I personally think that much of the trauma suffered by women having terminations is caused by the emotional stress of the situation – of course, physical distress doesn’t help that, but simply “dressing up” terminations in smart surroundings with smiling nurses and tea and sympathy will never take the guilt and trauma away for some women…nothing will.
I have never posted a comment on a blog before so I hope this works!
I find it a little worrying to read the above comment from Rolo. In this article a woman with relevant experience and resulting concerns shares these in a way which will make her vulnerable. Then a man (Rolo being a male name) posts a comment which makes it seem that he has either a) not bothered to read the article or b) read it but dismissed all of it out of hand because it conflicts with his view. This is at the least patronising. The last comment is particularly spiteful. Pro-abortion people, do not have a monopoly on caring for women, particularly men who can’t respect the views of women who disagree with them.
Thank you allotment girl.
To state that my objections are centered around “punishment” of women, is somewhat disingenuous. This issue is about safe abortion and the care of women. It is my experience that clinics are negligent in their duty of care towards women in terms of adequate counseling before and after any abortion procedure.

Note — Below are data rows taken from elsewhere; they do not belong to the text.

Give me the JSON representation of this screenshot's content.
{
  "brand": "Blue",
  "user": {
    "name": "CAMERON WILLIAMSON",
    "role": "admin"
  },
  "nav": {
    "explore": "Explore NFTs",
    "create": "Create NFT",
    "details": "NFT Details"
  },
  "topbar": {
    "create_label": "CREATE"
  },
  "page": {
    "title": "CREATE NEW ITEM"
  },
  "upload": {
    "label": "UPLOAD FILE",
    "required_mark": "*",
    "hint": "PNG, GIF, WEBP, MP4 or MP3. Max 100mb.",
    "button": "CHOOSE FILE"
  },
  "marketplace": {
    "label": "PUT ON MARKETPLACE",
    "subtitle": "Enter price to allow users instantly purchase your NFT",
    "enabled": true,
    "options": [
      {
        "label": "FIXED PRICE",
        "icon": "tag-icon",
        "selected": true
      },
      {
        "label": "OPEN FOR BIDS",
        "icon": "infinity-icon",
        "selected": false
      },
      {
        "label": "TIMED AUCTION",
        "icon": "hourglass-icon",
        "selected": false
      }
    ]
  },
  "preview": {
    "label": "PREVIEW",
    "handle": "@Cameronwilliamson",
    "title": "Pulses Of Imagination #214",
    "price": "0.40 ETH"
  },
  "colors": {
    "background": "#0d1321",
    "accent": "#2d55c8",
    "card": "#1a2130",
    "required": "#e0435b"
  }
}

It is a dereliction of duty to give women a pill to take at home, thereby abrogating all responsibility. The RU 486 contains huge amounts of hormones designed to trigger a spontaneous abortion and expulsion of the fetus and could have potentially fatal implications. This needs to be correctly clinically managed.
During the hearing BPAS argued that taking abortion drugs at home is safe, and should therefore be permitted. However, it displayed a disturbing lack of knowledge about the way abortion drugs work. For example, it asserted that the second drug used in the typical two-stage chemical abortion process, will not cause an abortion when used on its own. This is incorrect. Either of the drugs can cause an abortion. They are used together to try to reduce the number of incomplete abortions and severe side effects.
This is about keeping women safe, not punishing them into enduring a silent miscarriage devoid of all support.